Magari avesse avuto ragione il vecchio Marco Ezechia Lombroso detto Cesare, quando si convinse, e avrebbe voluto convincerci, che esaminando i crani si potevano controllare i cuori. E, invece no; e proprio qui risiede la nostra grandezza intrecciata alla miseria che sempre l’accompagna. Se tu, fratello, offendi il mio amato Sud, io ti rispondo per le rime; e rimarremo inutilmente ad accapigliarci fino a sera per individuare chi l’ha fatta più grossa. L’elenco degli orrori si perde nei meandri del tempo. Allora ragioniamo, perché non c’è niente di più stupido che affaticarsi per colpire un bersaglio sbagliato.

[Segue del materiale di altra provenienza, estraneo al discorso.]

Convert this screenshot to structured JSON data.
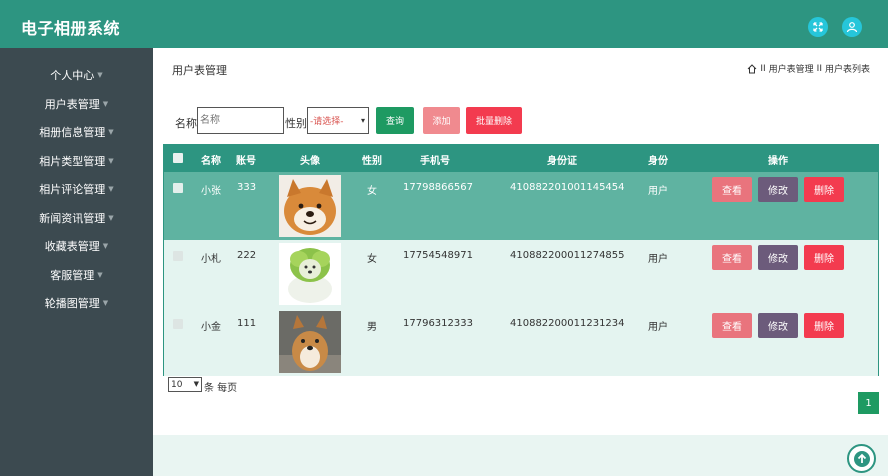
{
  "app": {
    "title": "电子相册系统"
  },
  "header_icons": [
    "fullscreen-icon",
    "user-icon"
  ],
  "sidebar": {
    "items": [
      {
        "label": "个人中心"
      },
      {
        "label": "用户表管理"
      },
      {
        "label": "相册信息管理"
      },
      {
        "label": "相片类型管理"
      },
      {
        "label": "相片评论管理"
      },
      {
        "label": "新闻资讯管理"
      },
      {
        "label": "收藏表管理"
      },
      {
        "label": "客服管理"
      },
      {
        "label": "轮播图管理"
      }
    ]
  },
  "page": {
    "title": "用户表管理",
    "breadcrumb": [
      "用户表管理",
      "用户表列表"
    ],
    "breadcrumb_sep": "II"
  },
  "search": {
    "name_label": "名称",
    "name_placeholder": "名称",
    "gender_label": "性别",
    "gender_selected": "-请选择-",
    "query_label": "查询",
    "add_label": "添加",
    "batch_delete_label": "批量删除"
  },
  "table": {
    "headers": [
      "名称",
      "账号",
      "头像",
      "性别",
      "手机号",
      "身份证",
      "身份",
      "操作"
    ],
    "rows": [
      {
        "name": "小张",
        "account": "333",
        "avatar": "shiba-smile",
        "gender": "女",
        "phone": "17798866567",
        "id_card": "410882201001145454",
        "role": "用户"
      },
      {
        "name": "小札",
        "account": "222",
        "avatar": "cabbage-dog",
        "gender": "女",
        "phone": "17754548971",
        "id_card": "410882200011274855",
        "role": "用户"
      },
      {
        "name": "小金",
        "account": "111",
        "avatar": "shiba-puppy",
        "gender": "男",
        "phone": "17796312333",
        "id_card": "410882200011231234",
        "role": "用户"
      }
    ],
    "actions": {
      "view": "查看",
      "edit": "修改",
      "delete": "删除"
    }
  },
  "pagination": {
    "page_size": "10",
    "per_page_text": "条 每页",
    "current_page": "1"
  },
  "colors": {
    "primary": "#2d9581",
    "sidebar": "#3c4a50",
    "row_highlight": "#5fb3a1",
    "row_light": "#e4f4f0",
    "view_btn": "#e9747d",
    "edit_btn": "#6c5b7b",
    "delete_btn": "#f33b4f"
  }
}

Questo ennesimo scandalo può e deve insegnarci qualcosa. La caserma sigillata di Piacenza è un vero pugno negli occhi. Però, attenzione a non aggiungere dolore al dolore, amarezza ad amarezza. Attenzione a non emettere, in pubblico e in privato, sentenze precipitose e ingiuste, dunque cieche. Permettetemi un ricordo personale. Napoli, via Duomo, con passo svelto, stiamo andando in cattedrale. Un gruppo di persone sosta davanti a un bar. Ad alta voce, qualcuno avverte: «Ragazzi, spostatevi, stanno passando i pedofili». Se una lama arroventata mi avesse trapassato l’animo, mi avrebbe fatto meno male. Quelle parole erano una volgare e spietata menzogna. Non sono un pedofilo. Il pensiero corre ai carabinieri onesti, al loro imbarazzo, al loro dolore, alla vergogna dipinta sui loro volti. No, non vogliamo che paghino per colpe mai commesse. Nei loro confronti la stima e l’amicizia non sono venute meno. Bisogna, però, correre presto e bene ai ripari.

Papa Francesco riguardo al dramma della pedofilia e alla gestione dei beni della Chiesa, ha aperto strade nuove, severe, chiare, efficaci, che già stanno portando risultati. Le forze dell’ordine, il mondo politico, la magistratura, dovranno fare altrettanto. Occorre mettere con rigore e intelligenza gli uomini giusti al posto giusto. Occorre selezionare con severità e professionalità le reclute perché comprendano fin da subito che il vero potere è servizio. Ma occorre soprattutto che tutti ci facciamo custodi dei nostri colleghi. Per meglio aiutarli ed essere aiutati a fare il proprio dovere, consapevoli che quando a cadere nel precipizio è un uomo che indossa una divisa, una toga, un abito talare il male che ne viene ai piccoli e ai deboli è incommensurabile.